While there are often incentives for buying in certain locations, such as Act 60 tax incentives, which are specific tax benefits offered in certain areas, these often come with strict rules and criteria you need to meet. Act 60 tax incentives, for instance, are a set of tax benefits offered to homeowners in certain areas, usually those with a high cost of living, to help offset the financial burden of homeownership. So before you sign on the dotted line, make sure you’re aware of your monthly tax obligations to ensure you can afford to make this payment.
HOA or Condo Fees
Buying your home in a condo or an HOA can greatly increase your monthly payments as they come with added services and restrictions over what you can and cannot do with your property. These can include maintenance of common areas like the lobby, swimming pool, or gym, landscaping, and rules about exterior modifications such as adding a patio or changing the color of your front door. While they seem like a good investment on paper, being beholden to rules and payments simply for living in a home you own can be expensive.

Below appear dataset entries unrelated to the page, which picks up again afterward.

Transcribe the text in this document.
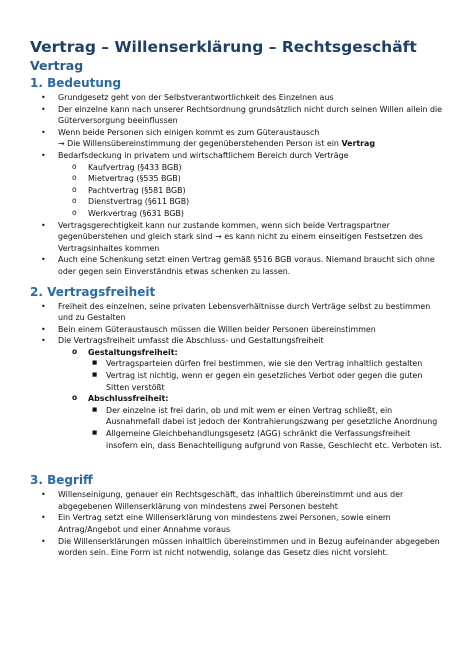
Vertrag – Willenserklärung – Rechtsgeschäft
Vertrag
1. Bedeutung
• Grundgesetz geht von der Selbstverantwortlichkeit des Einzelnen aus
• Der einzelne kann nach unserer Rechtsordnung grundsätzlich nicht durch seinen Willen allein die Güterversorgung beeinflussen
• Wenn beide Personen sich einigen kommt es zum Güteraustausch
→ Die Willensübereinstimmung der gegenüberstehenden Person ist ein Vertrag
• Bedarfsdeckung in privatem und wirtschaftlichem Bereich durch Verträge
o Kaufvertrag (§433 BGB)
o Mietvertrag (§535 BGB)
o Pachtvertrag (§581 BGB)
o Dienstvertrag (§611 BGB)
o Werkvertrag (§631 BGB)
• Vertragsgerechtigkeit kann nur zustande kommen, wenn sich beide Vertragspartner gegenüberstehen und gleich stark sind → es kann nicht zu einem einseitigen Festsetzen des Vertragsinhaltes kommen
• Auch eine Schenkung setzt einen Vertrag gemäß §516 BGB voraus. Niemand braucht sich ohne oder gegen sein Einverständnis etwas schenken zu lassen.
2. Vertragsfreiheit
• Freiheit des einzelnen, seine privaten Lebensverhältnisse durch Verträge selbst zu bestimmen und zu Gestalten
• Bein einem Güteraustausch müssen die Willen beider Personen übereinstimmen
• Die Vertragsfreiheit umfasst die Abschluss- und Gestaltungsfreiheit
o Gestaltungsfreiheit:
■ Vertragsparteien dürfen frei bestimmen, wie sie den Vertrag inhaltlich gestalten
■ Vertrag ist nichtig, wenn er gegen ein gesetzliches Verbot oder gegen die guten Sitten verstößt
o Abschlussfreiheit:
■ Der einzelne ist frei darin, ob und mit wem er einen Vertrag schließt, ein Ausnahmefall dabei ist jedoch der Kontrahierungszwang per gesetzliche Anordnung
■ Allgemeine Gleichbehandlungsgesetz (AGG) schränkt die Verfassungsfreiheit insofern ein, dass Benachteiligung aufgrund von Rasse, Geschlecht etc. Verboten ist.
3. Begriff
• Willenseinigung, genauer ein Rechtsgeschäft, das inhaltlich übereinstimmt und aus der abgegebenen Willenserklärung von mindestens zwei Personen besteht
• Ein Vertrag setzt eine Willenserklärung von mindestens zwei Personen, sowie einem Antrag/Angebot und einer Annahme voraus
• Die Willenserklärungen müssen inhaltlich übereinstimmen und in Bezug aufeinander abgegeben worden sein. Eine Form ist nicht notwendig, solange das Gesetz dies nicht vorsieht.
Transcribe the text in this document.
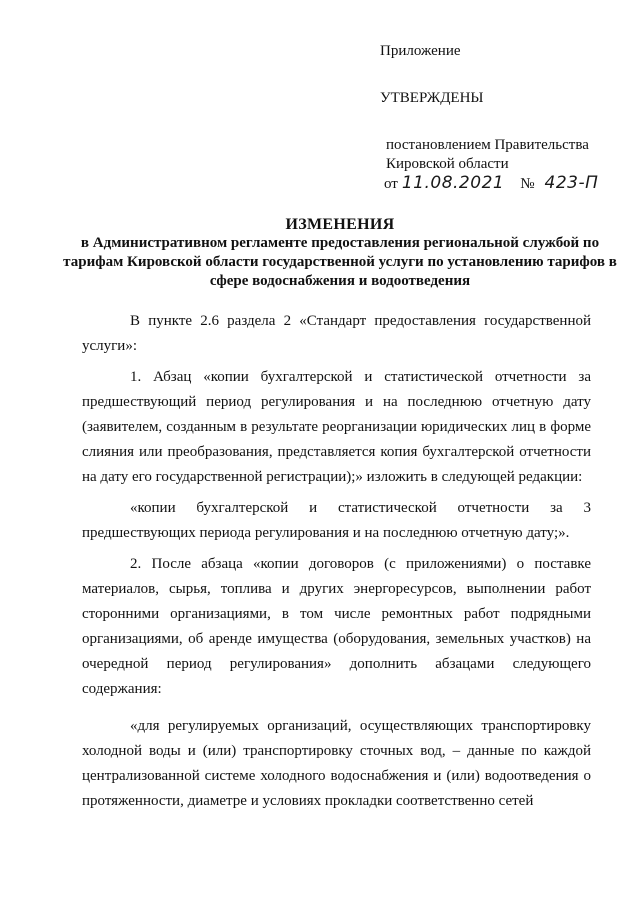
Приложение

УТВЕРЖДЕНЫ

постановлением Правительства

Кировской области

от 11.08.2021 № 423-П

ИЗМЕНЕНИЯ

в Административном регламенте предоставления региональной службой по тарифам Кировской области государственной услуги по установлению тарифов в сфере водоснабжения и водоотведения

В пункте 2.6 раздела 2 «Стандарт предоставления государственной услуги»:

1. Абзац «копии бухгалтерской и статистической отчетности за предшествующий период регулирования и на последнюю отчетную дату (заявителем, созданным в результате реорганизации юридических лиц в форме слияния или преобразования, представляется копия бухгалтерской отчетности на дату его государственной регистрации);» изложить в следующей редакции:

«копии бухгалтерской и статистической отчетности за 3 предшествующих периода регулирования и на последнюю отчетную дату;».

2. После абзаца «копии договоров (с приложениями) о поставке материалов, сырья, топлива и других энергоресурсов, выполнении работ сторонними организациями, в том числе ремонтных работ подрядными организациями, об аренде имущества (оборудования, земельных участков) на очередной период регулирования» дополнить абзацами следующего содержания:

«для регулируемых организаций, осуществляющих транспортировку холодной воды и (или) транспортировку сточных вод, – данные по каждой централизованной системе холодного водоснабжения и (или) водоотведения о протяженности, диаметре и условиях прокладки соответственно сетей
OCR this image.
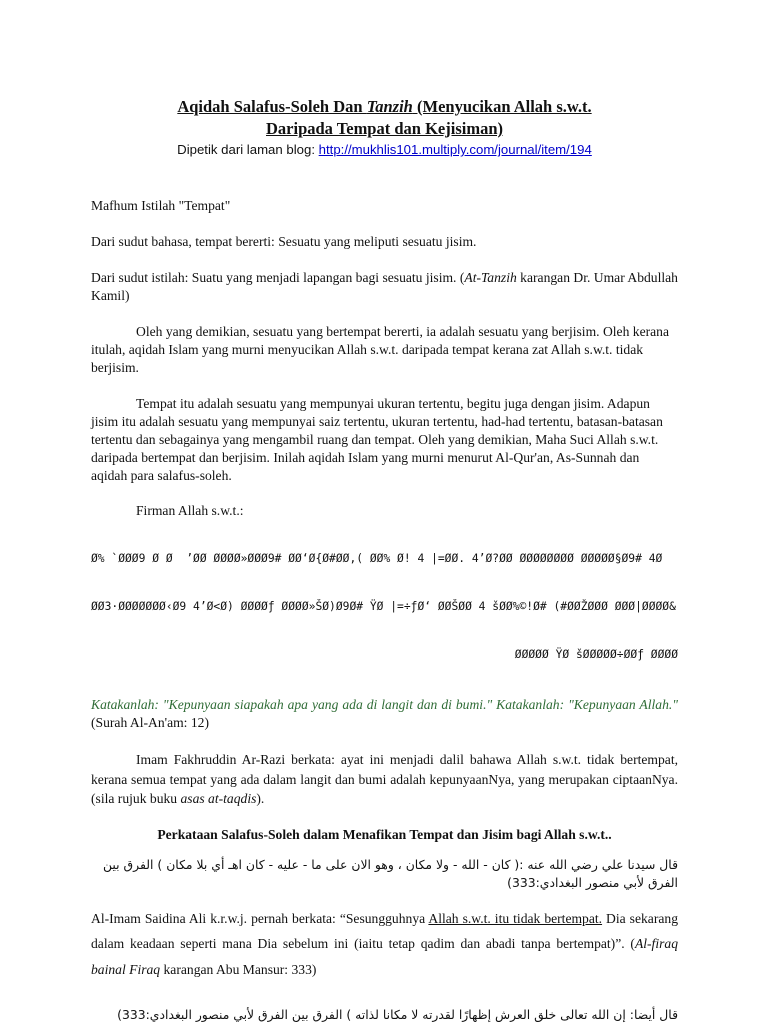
Aqidah Salafus-Soleh Dan Tanzih (Menyucikan Allah s.w.t.
Daripada Tempat dan Kejisiman)
Dipetik dari laman blog: http://mukhlis101.multiply.com/journal/item/194

Mafhum Istilah "Tempat"

Dari sudut bahasa, tempat bererti: Sesuatu yang meliputi sesuatu jisim.

Dari sudut istilah: Suatu yang menjadi lapangan bagi sesuatu jisim. (At-Tanzih karangan Dr. Umar Abdullah Kamil)

Oleh yang demikian, sesuatu yang bertempat bererti, ia adalah sesuatu yang berjisim. Oleh kerana itulah, aqidah Islam yang murni menyucikan Allah s.w.t. daripada tempat kerana zat Allah s.w.t. tidak berjisim.

Tempat itu adalah sesuatu yang mempunyai ukuran tertentu, begitu juga dengan jisim. Adapun jisim itu adalah sesuatu yang mempunyai saiz tertentu, ukuran tertentu, had-had tertentu, batasan-batasan tertentu dan sebagainya yang mengambil ruang dan tempat. Oleh yang demikian, Maha Suci Allah s.w.t. daripada bertempat dan berjisim. Inilah aqidah Islam yang murni menurut Al-Qur'an, As-Sunnah dan aqidah para salafus-soleh.

Firman Allah s.w.t.:

Ø% `ØØØ9 Ø Ø  ’ØØ ØØØØ»ØØØ9# ØØ‘Ø{Ø#ØØ‚( ØØ% Ø! 4 |=ØØ. 4’Ø?ØØ ØØØØØØØØ ØØØØØ§Ø9# 4Ø

ØØ3·ØØØØØØØ‹Ø9 4’Ø<Ø) ØØØØƒ ØØØØ»ŠØ)Ø9Ø# ŸØ |=÷ƒØ‘ ØØŠØØ 4 šØØ%©!Ø# (#ØØŽØØØ ØØØ|ØØØØ&

ØØØØØ ŸØ šØØØØØ÷ØØƒ ØØØØ

Katakanlah: "Kepunyaan siapakah apa yang ada di langit dan di bumi." Katakanlah: "Kepunyaan Allah." (Surah Al-An'am: 12)

Imam Fakhruddin Ar-Razi berkata: ayat ini menjadi dalil bahawa Allah s.w.t. tidak bertempat, kerana semua tempat yang ada dalam langit dan bumi adalah kepunyaanNya, yang merupakan ciptaanNya. (sila rujuk buku asas at-taqdis).

Perkataan Salafus-Soleh dalam Menafikan Tempat dan Jisim bagi Allah s.w.t..

قال سيدنا علي رضي الله عنه :( كان - الله - ولا مكان ، وهو الان على ما - عليه - كان اهـ أي بلا مكان ) الفرق بين الفرق لأبي منصور البغدادي:333)

Al-Imam Saidina Ali k.r.w.j. pernah berkata: “Sesungguhnya Allah s.w.t. itu tidak bertempat. Dia sekarang dalam keadaan seperti mana Dia sebelum ini (iaitu tetap qadim dan abadi tanpa bertempat)”. (Al-firaq bainal Firaq karangan Abu Mansur: 333)

قال أيضا: إن الله تعالى خلق العرش إظهارًا لقدرته لا مكانا لذاته ) الفرق بين الفرق لأبي منصور البغدادي:333)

Typically, these service charges are payable monthly and cover a range of services or use of amenities; however, failing to pay can result in you having a lien placed on your property or losing your home to unpaid fees. And remember, while they might be affordable upon moving in, these types of fees can and do rise over the years, so this is something to consider.
Insurance
While not exactly a hidden expense, anyone looking to buy a home knows they need homeowners insurance coverage. The cost of the insurance can sometimes be a problem over time as premiums are rapidly increasing, with some homeowners reporting their premiums have doubled year on year. The premiums are included in your mortgage payments, so this, too, can cause your mortgage repayment to rise alongside changes in inflation and interest rates.
One often overlooked aspect of homeowners insurance is understanding what your insurance policy covers. It’s not just about the cost of the premiums but also about being informed about what you’re paying for. Reading the fine print and understanding your policy can prevent any unpleasant surprises when you need to make a claim, making you feel more in control and prepared for any eventuality.
General Repairs and Upkeep
As a homeowner, you are responsible for repairs and maintenance. Unlike renting, you can’t just call a landlord to fix things. This responsibility can be a significant financial burden, but being prepared for it is part of homeownership.
The cost of upkeep, repairs, and modifications can vary greatly. It all depends on the type of work your home needs, how well you care for it, the quality of construction, and so on. Home repairs and upgrades, for example, a new roof boiler, windows, and doors, or even extensions, can run into thousands of dollars, and over the years, this cost can add up, especially if you’re reliant on taking on additional credit to afford the cost. Be prepared for the financial investment a home requires to ensure it remains habitable and retains its resale value should you need to sell it.
Cost of Living
While not exclusive to homeowners, the cost of living can significantly impact your lifestyle and your ability to afford to live in a specific area. Some states simply have higher living expenses and taxes on things like groceries than others, meaning if you relocate, then the day-to-day living costs can eat into your budget more. What this means for homeowners is that you might struggle to be able to afford basic things like transport, car ownership, grocery bills, heating, and electricity once you have paid all of your other expenses and outgoings.
Always think about the cost of living alongside the costs of owning your house to determine if you can actually afford it and be releastic about costings and outgoings. After all, what is the point in being able to own your own home if you’re going out to need to be at work so much to pay for it you can’t even enjoy it or spend time there! Being aware and responsible about the cost of living can help you make a more informed decision about homeownership.